The fire and the casinos subsequent closing was potentially catastrophic for the local economy. The Empress employed over 800 people and was Joliet's second largest tax payer. The month before the fire the casino paid a reported $837,000 in taxes to the city along with $1.8 million to the state of Illinois. In a press conference after the fire the Empress Casino said it was losing $500,000 in revenue every day it remained closed. Nearby business also reported a dip in revenue. During the same press conference the general manager said "We will be paying our employees for up to 90 days with full pay and full benefits and for the tip folks, we're going to be paying them 50 percent of any of their reported tip income."

After being closed for 97 days the casino was able to reopen the gaming area which was renovated after the fire. The Empress Casino reopened on June 25, 2009, as the Hollywood Casino Joliet. The new casino, still owned by Penn National Gaming, abandoned the Egyptian theme for an art-deco Hollywood styling. In honor of the new casino "Empress Drive" was renamed "Hollywood Blvd." and the address changed to: 777 Hollywood Blvd.
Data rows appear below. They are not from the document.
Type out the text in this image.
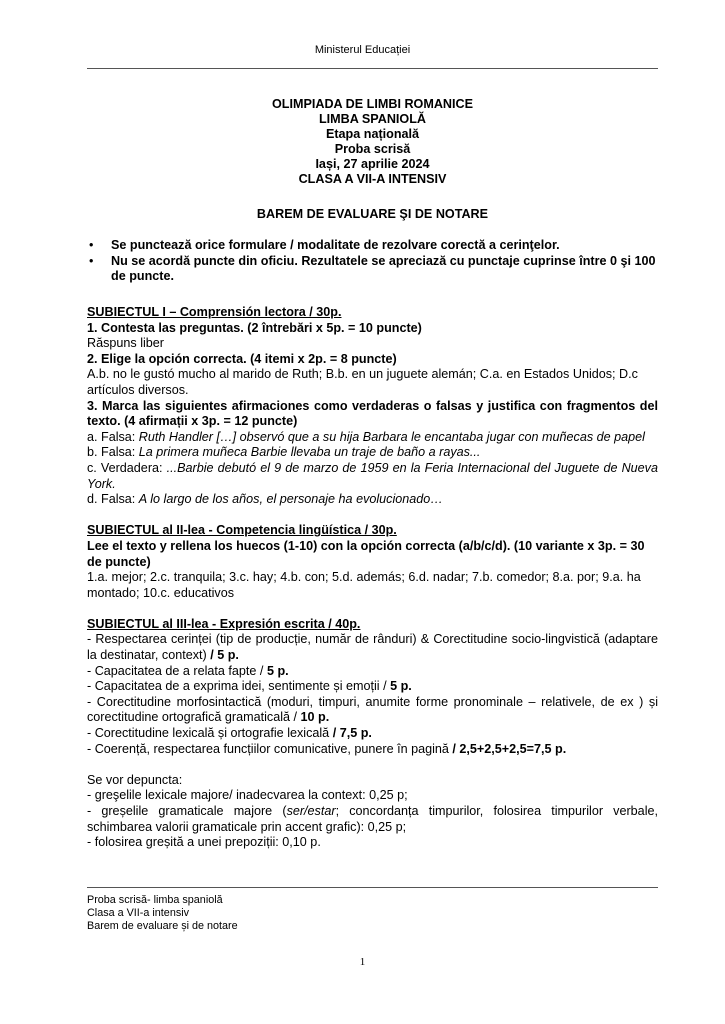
Ministerul Educației
OLIMPIADA DE LIMBI ROMANICE
LIMBA SPANIOLĂ
Etapa națională
Proba scrisă
Iași, 27 aprilie 2024
CLASA A VII-A INTENSIV
BAREM DE EVALUARE ŞI DE NOTARE
• Se punctează orice formulare / modalitate de rezolvare corectă a cerinţelor.
• Nu se acordă puncte din oficiu. Rezultatele se apreciază cu punctaje cuprinse între 0 şi 100 de puncte.

SUBIECTUL I – Comprensión lectora / 30p.

1. Contesta las preguntas. (2 întrebări x 5p. = 10 puncte)

Răspuns liber

2. Elige la opción correcta. (4 itemi x 2p. = 8 puncte)

A.b. no le gustó mucho al marido de Ruth; B.b. en un juguete alemán; C.a. en Estados Unidos; D.c artículos diversos.

3. Marca las siguientes afirmaciones como verdaderas o falsas y justifica con fragmentos del texto. (4 afirmații x 3p. = 12 puncte)

a. Falsa: Ruth Handler […] observó que a su hija Barbara le encantaba jugar con muñecas de papel

b. Falsa: La primera muñeca Barbie llevaba un traje de baño a rayas...

c. Verdadera: ...Barbie debutó el 9 de marzo de 1959 en la Feria Internacional del Juguete de Nueva York.

d. Falsa: A lo largo de los años, el personaje ha evolucionado…

SUBIECTUL al II-lea - Competencia lingüística / 30p.

Lee el texto y rellena los huecos (1-10) con la opción correcta (a/b/c/d). (10 variante x 3p. = 30 de puncte)

1.a. mejor; 2.c. tranquila; 3.c. hay; 4.b. con; 5.d. además; 6.d. nadar; 7.b. comedor; 8.a. por; 9.a. ha montado; 10.c. educativos

SUBIECTUL al III-lea - Expresión escrita / 40p.

- Respectarea cerinței (tip de producție, număr de rânduri) & Corectitudine socio-lingvistică (adaptare la destinatar, context) / 5 p.

- Capacitatea de a relata fapte / 5 p.

- Capacitatea de a exprima idei, sentimente și emoții / 5 p.

- Corectitudine morfosintactică (moduri, timpuri, anumite forme pronominale – relativele, de ex ) și corectitudine ortografică gramaticală / 10 p.

- Corectitudine lexicală și ortografie lexicală / 7,5 p.

- Coerență, respectarea funcțiilor comunicative, punere în pagină / 2,5+2,5+2,5=7,5 p.

Se vor depuncta:

- greşelile lexicale majore/ inadecvarea la context: 0,25 p;

- greșelile gramaticale majore (ser/estar; concordanța timpurilor, folosirea timpurilor verbale, schimbarea valorii gramaticale prin accent grafic): 0,25 p;

- folosirea greșită a unei prepoziții: 0,10 p.

Proba scrisă- limba spaniolă
Clasa a VII-a intensiv
Barem de evaluare și de notare
1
Joliet, IL 60436. The hotel and RV park still remain open but with diminished amenities. The hotel closed its pool and business/conference center. Unlike the casino the hotel did not undergo any significant renovations and still retains the Egyptian exterior styling. The roof of the shower area at the entrance to the RV park still retains its pyramid top.

==Lawsuits==
In 2008 the Empress Casino was one of four plaintiffs in the Supreme Court of Illinois case Empress Casino v. Giannoulias. The suit challenged an imposed tax on the grounds that it was unconstitutional.
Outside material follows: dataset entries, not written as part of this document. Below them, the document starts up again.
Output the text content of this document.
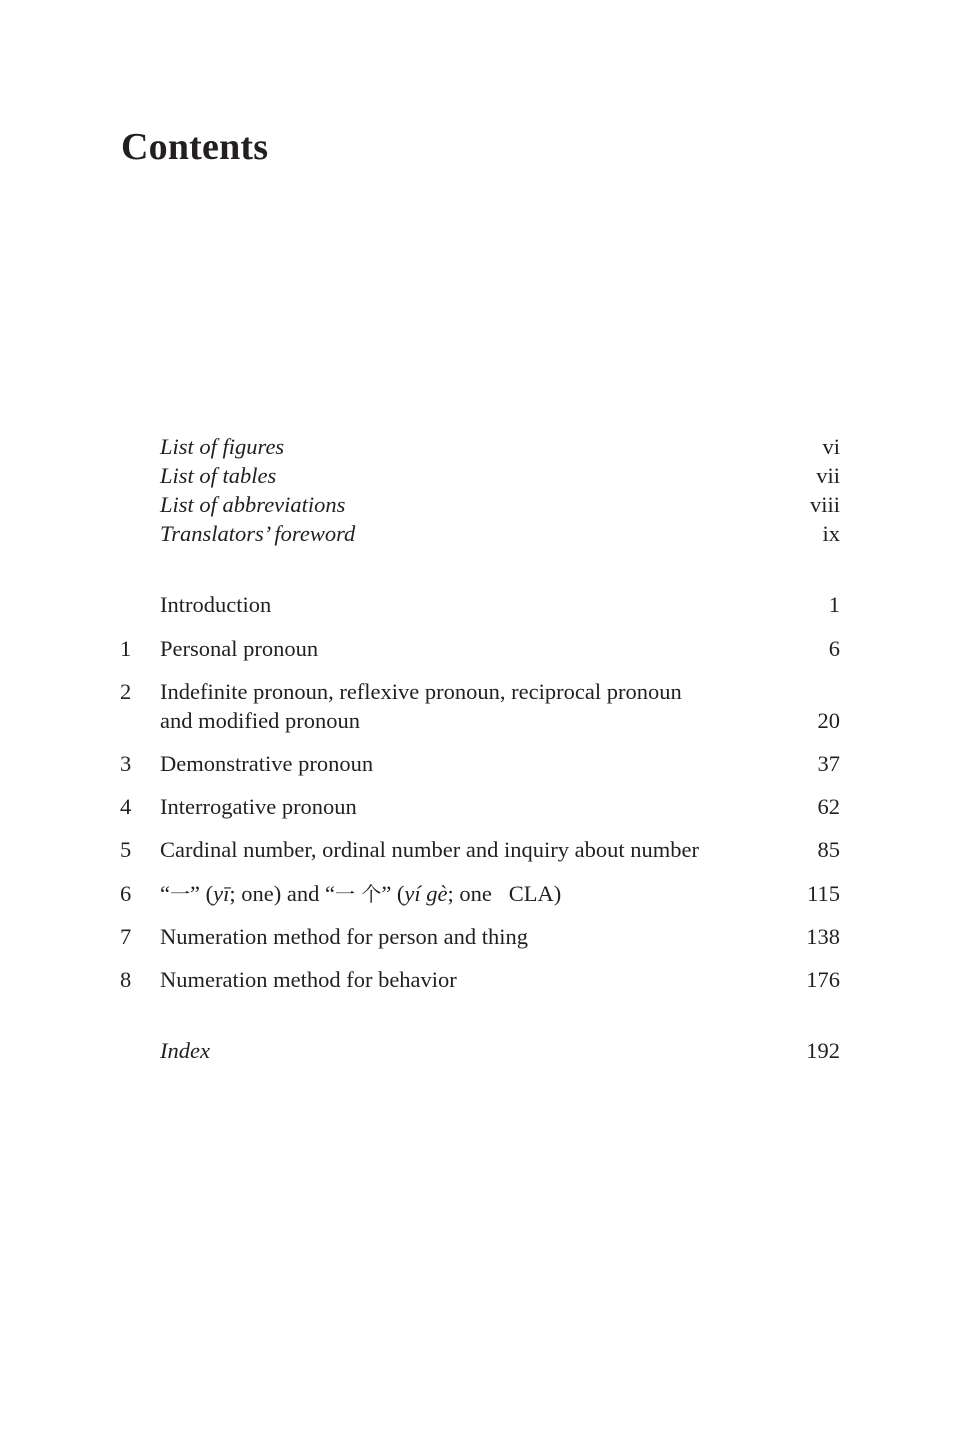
Contents
List of figures	vi
List of tables	vii
List of abbreviations	viii
Translators’ foreword	ix
Introduction	1
1 Personal pronoun	6
2 Indefinite pronoun, reflexive pronoun, reciprocal pronoun
and modified pronoun	20
3 Demonstrative pronoun	37
4 Interrogative pronoun	62
5 Cardinal number, ordinal number and inquiry about number	85
6 “一” (yī; one) and “一 个” (yí gè; one   CLA)	115
7 Numeration method for person and thing	138
8 Numeration method for behavior	176
Index	192
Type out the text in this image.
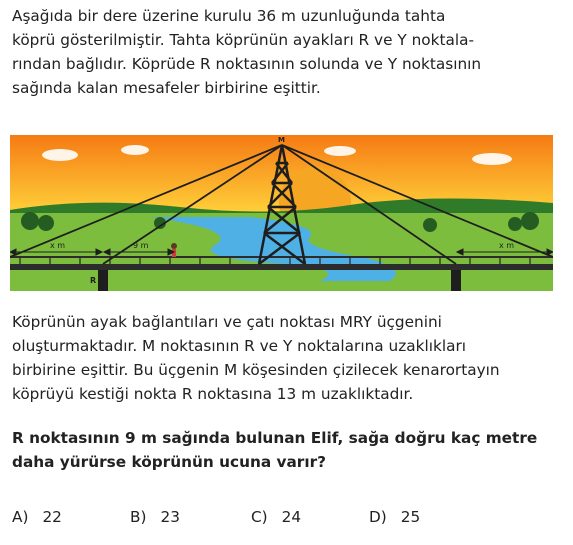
Aşağıda bir dere üzerine kurulu 36 m uzunluğunda tahta
köprü gösterilmiştir. Tahta köprünün ayakları R ve Y noktala-
rından bağlıdır. Köprüde R noktasının solunda ve Y noktasının
sağında kalan mesafeler birbirine eşittir.
x m	9 m	x m
M
R
Köprünün ayak bağlantıları ve çatı noktası MRY üçgenini
oluşturmaktadır. M noktasının R ve Y noktalarına uzaklıkları
birbirine eşittir. Bu üçgenin M köşesinden çizilecek kenarortayın
köprüyü kestiği nokta R noktasına 13 m uzaklıktadır.
R noktasının 9 m sağında bulunan Elif, sağa doğru kaç metre
daha yürürse köprünün ucuna varır?
A) 22	B) 23	C) 24	D) 25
On October 23, 2012, lawyers representing the former Empress Casino filed a lawsuit against the six companies involved in the renovations at the time of the fire. The lawsuit claimed $83.5 million in damages resulting from 11 counts of negligence and willful and wanton conduct. The suit claims that the company did not provide a fire extinguisher near the welder as he worked and that the cleaning company employed failed to remove all the grease residue properly. The suit cites the architect, engineer, and supplier for failure to include sprinkler systems in the attic and truss spaces.